Terceiro pensamento: Esse som seria legal uns quinze anos atrás.
Ok, não é que seja ruim. Mas comparado ao que o Nine Inch Nails fazia, é como aplicar a teoria da involução musical à obra de Trent Reznor: O cara saiu de algo inovador – as vezes bom, as vezes bem ruim, mas inovador – e resolveu fazer um eletrônico etéreo comum , uma ambient music de segunda, trilha sonora dos anos 90 em 2010.
Resumo?

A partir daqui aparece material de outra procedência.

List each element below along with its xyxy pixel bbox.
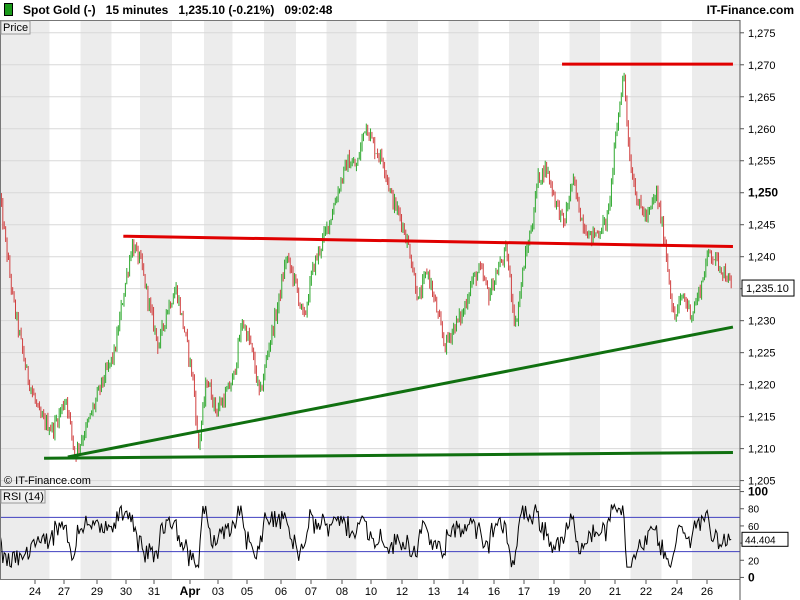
- axis-labels: 1,275 1,270 1,265 1,260 1,255 1,250 1,245 1,240…: [0, 20, 795, 598]
- day-shade: [448, 489, 479, 580]
- x-tick-label: 26: [701, 586, 713, 598]
- trendlines: [44, 62, 734, 460]
- day-shade: [80, 489, 112, 580]
- rsi-line: [0, 502, 732, 569]
- y-tick-label: 1,275: [748, 28, 776, 40]
- y-tick-label: 1,215: [748, 412, 776, 424]
- day-shading: [0, 20, 740, 580]
- x-tick-label: 24: [671, 586, 683, 598]
- y-tick-label: 1,250: [748, 186, 778, 200]
- rsi-panel-label: RSI (14): [3, 491, 44, 503]
- y-tick-label: 1,225: [748, 348, 776, 360]
- x-tick-label: Apr: [180, 584, 201, 598]
- rsi-last-box: [741, 531, 789, 547]
- rsi-tick-label: 80: [748, 505, 760, 516]
- x-tick-label: 03: [212, 586, 224, 598]
- y-tick-label: 1,270: [748, 60, 776, 72]
- brand-label: IT-Finance.com: [706, 3, 794, 17]
- day-shade: [630, 489, 662, 580]
- x-tick-label: 19: [548, 586, 560, 598]
- x-tick-label: 24: [29, 586, 41, 598]
- day-shade: [569, 20, 600, 487]
- y-tick-label: 1,265: [748, 92, 776, 104]
- last-price-label: 1,235.10: [746, 283, 789, 295]
- rsi-label-box: [0, 489, 46, 504]
- y-tick-label: 1,220: [748, 380, 776, 392]
- y-tick-label: 1,205: [748, 476, 776, 488]
- price-grid: [0, 32, 740, 482]
- rsi-tick-label: 60: [748, 522, 760, 533]
- support-line: [44, 450, 733, 460]
- x-tick-label: 08: [336, 586, 348, 598]
- x-tick-label: 07: [305, 586, 317, 598]
- y-tick-label: 1,210: [748, 444, 776, 456]
- interval-label: 15 minutes: [105, 3, 169, 17]
- y-tick-label: 1,240: [748, 252, 776, 264]
- x-tick-label: 29: [91, 586, 103, 598]
- resistance-line: [123, 234, 733, 248]
- support-line: [67, 325, 734, 459]
- day-shade: [509, 489, 539, 580]
- day-shade: [140, 20, 172, 487]
- axes: [0, 20, 741, 600]
- x-tick-label: 10: [365, 586, 377, 598]
- y-tick-label: 1,230: [748, 316, 776, 328]
- x-tick-label: 21: [609, 586, 621, 598]
- chart-header: Spot Gold (-) 15 minutes 1,235.10 (-0.21%)…: [0, 0, 800, 20]
- day-shade: [264, 20, 296, 487]
- day-shade: [326, 489, 357, 580]
- x-tick-label: 13: [428, 586, 440, 598]
- y-tick-label: 1,260: [748, 124, 776, 136]
- price-label-box: [0, 20, 31, 35]
- symbol-info: Spot Gold (-) 15 minutes 1,235.10 (-0.21%)…: [4, 0, 342, 20]
- quote-label: 1,235.10 (-0.21%): [178, 3, 275, 17]
- day-shade: [692, 489, 740, 580]
- rsi-panel: [0, 502, 740, 569]
- candle-icon: [4, 3, 13, 16]
- x-tick-label: 31: [148, 586, 160, 598]
- day-shade: [509, 20, 539, 487]
- rsi-tick-label: 100: [748, 485, 768, 499]
- y-tick-label: 1,255: [748, 156, 776, 168]
- x-tick-label: 22: [640, 586, 652, 598]
- watermark: © IT-Finance.com: [4, 475, 91, 487]
- rsi-tick-label: 20: [748, 556, 760, 567]
- day-shade: [264, 489, 296, 580]
- x-tick-label: 16: [488, 586, 500, 598]
- symbol-name: Spot Gold (-): [23, 3, 96, 17]
- day-shade: [448, 20, 479, 487]
- x-tick-label: 30: [120, 586, 132, 598]
- day-shade: [140, 489, 172, 580]
- price-candles: [0, 72, 732, 462]
- day-shade: [0, 489, 50, 580]
- day-shade: [386, 20, 418, 487]
- day-shade: [326, 20, 357, 487]
- day-shade: [630, 20, 662, 487]
- last-price-box: [741, 279, 795, 297]
- x-tick-label: 12: [396, 586, 408, 598]
- price-panel-label: Price: [3, 22, 28, 34]
- day-shade: [386, 489, 418, 580]
- rsi-tick-label: 0: [748, 570, 755, 584]
- rsi-last-label: 44.404: [745, 535, 776, 546]
- y-tick-label: 1,245: [748, 220, 776, 232]
- x-tick-label: 05: [241, 586, 253, 598]
- x-tick-label: 20: [579, 586, 591, 598]
- x-tick-label: 14: [457, 586, 469, 598]
- time-label: 09:02:48: [284, 3, 333, 17]
- x-tick-label: 06: [275, 586, 287, 598]
- x-tick-label: 17: [518, 586, 530, 598]
- x-tick-label: 27: [58, 586, 70, 598]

Dificilmente vai virar música de playlist.
Duvido que a banda passe batido, afinal de contas o cara por trás dela tem um passado como músico-produtor-pensador do rock que é fora do comum. Mas se é prá dar audiência para o que Trent Reznor faz, Pretty Hate Machine e The Fragile ainda são as melhores escolhas.
p.s.2 A coleção de vídeos pretensiosamente “artsy-backstagelike” que devem ter sido feitos para despertar a curiosidade não ajudam em nada melhorar a impressão da banda.